Since I’ve already worried this to death, I have the answer Fangli gave me, the one I’ve been consoling myself with. “First, I did wear the lipstick.” Until Todd’s attention ruined that cosmetic adventure. “Second, it’s going to be like playing a part, and I’ve done that before.”
“Are you saying that being in a school play is good preparation for walking a red carpet? You can’t be that delusional.”
“I’m saying I’ve done some research and I will inhabit a persona to help me cope, like an actor in a play or a performer onstage.”
“You’re going to Sasha Fierce this?”
I shrug. “Works for Beyoncé.”
She picks up her wine, puts it down, and then picks it up again. “And the part about it all going to hell?”
“They have teams to take care of that,” I say. Fangli assured me if her plan went south, she’d call her manager and he’d do what was needed, even though he’d be furious she’d left him in the dark. Sam hadn’t disputed this, so I took it as truth.
“The team’s solution might be to let you hang,” Anjali says.
“The whole point of this is that it doesn’t get out,” I reason.
She blinks. “Holy smokes, you want to do this. You’re finding excuses because you want it.”
“It’s the money.”
“No, it’s not. You want to fake being Fangli.” She shakes her finger. “Insert the trust your friend lecture here.”
I throw myself back on the couch. “I’m doing it for the money.”
“How many times do these words need to leave my red-wine-stained zombie lips? Trust.”
“It’s a lot of money,” I say. “I don’t have a job.”
“Your.” She leans forward as if daring me.
“Look, I don’t have much of a choice.”
“Friend.” She nearly yells it and gestures at me with her wineglass, almost spilling it on the couch.
I crack. “Fuck. I do. I want to do it. I admit it.” I cover my face and feel the skin heat with embarrassment beneath my hands.
“Okay.”
Peeking out from my fingers, I see her grinning at me. “What?”
“Yeah, I get it. It’s a terrible idea but I get why you want to do it.”
“You do?”
“You get to live like a movie star and hang out with Sam Yao for two months. What’s not to get?” She sighs. “I’d probably do the same. Life’s for living, right?”

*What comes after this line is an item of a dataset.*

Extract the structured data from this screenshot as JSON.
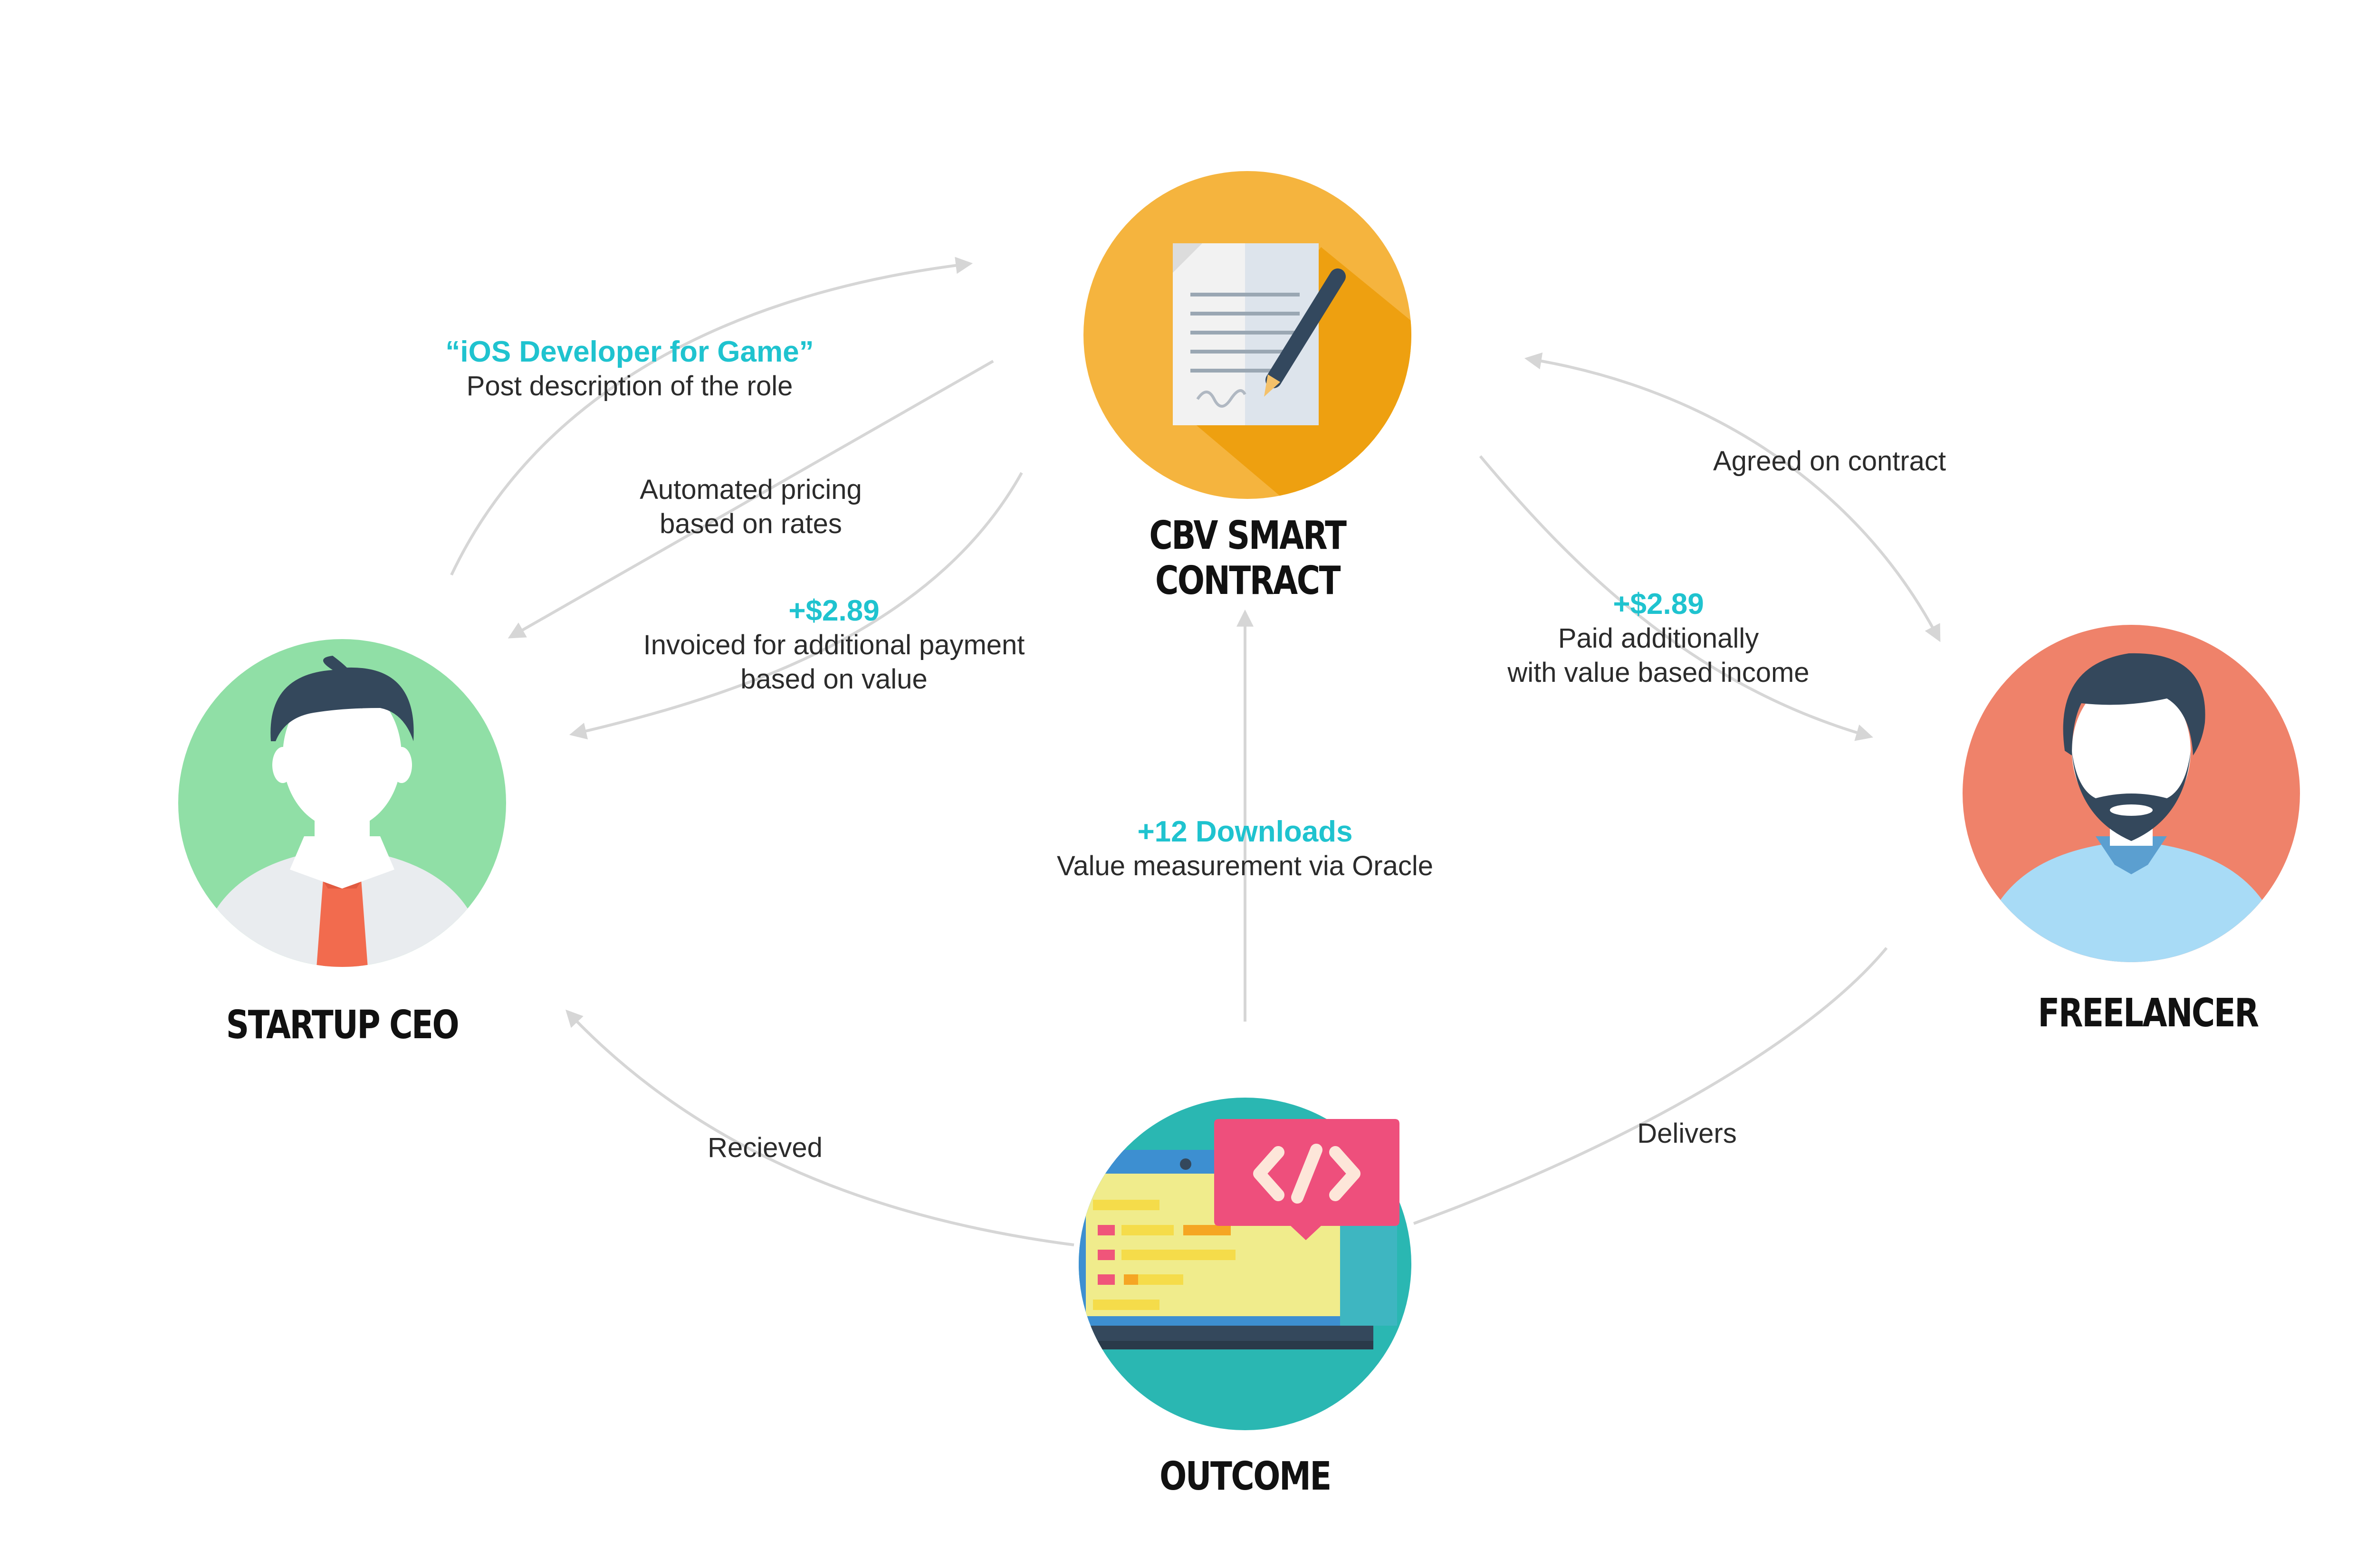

That hasn’t been my mantra to date, but it’s far more affirming than play it safe, so I grasp at it. “I’m nervous.”
“You should be,” she says darkly, nixing any hope for a pep talk. “But if you’re going to do it, you’re going to do it. How much money are we talking about, by the way?”
I tell her how much and she frowns.
“Did you negotiate?”
“Should I have?” I didn’t even think of it. “She originally offered a hundred grand.”
“Then she would have gone higher. When do you get paid?” She sees my face. “You didn’t ask, did you?”
“I will,” I promise. Chagrin sets in at my poor business sense.
“You need to tell them to give you at least twenty percent up front. Do it tomorrow.” I give her a look and she’s self-aware enough to laugh. “I’m doing it again, aren’t I? Getting in your face exactly like the life coach says I do?”
“You are, but you’re right.”
“I know. I did your budget for you. I’m going to back off now and promise not to text you about this tomorrow.”
I raise my eyebrows.
“Not text you more than once,” she amends.
“Thank you.”
“Here’s to hoping you don’t end up dead.” She raises her glass.
“Aw, thanks.”
We toast.
Seven
The next morning, I settle myself at my worn and scratched kitchen table with the index cards I spent three hours writing up last night.
Fangli drinks her coffee black. I flip over my flash card. Correct.
She was born November 10, 19…damn. I check the card and try to commit the year to memory by chanting it five times.
Her first movie was Along the River. Check. Released when? I forgot to add that in and ferret around online for the answer.
Fill in the rest of the line: “Forever is…” I pause and drag the pen against the table as I run through cheesy lines from her movies. “Only a day with you.” Got it.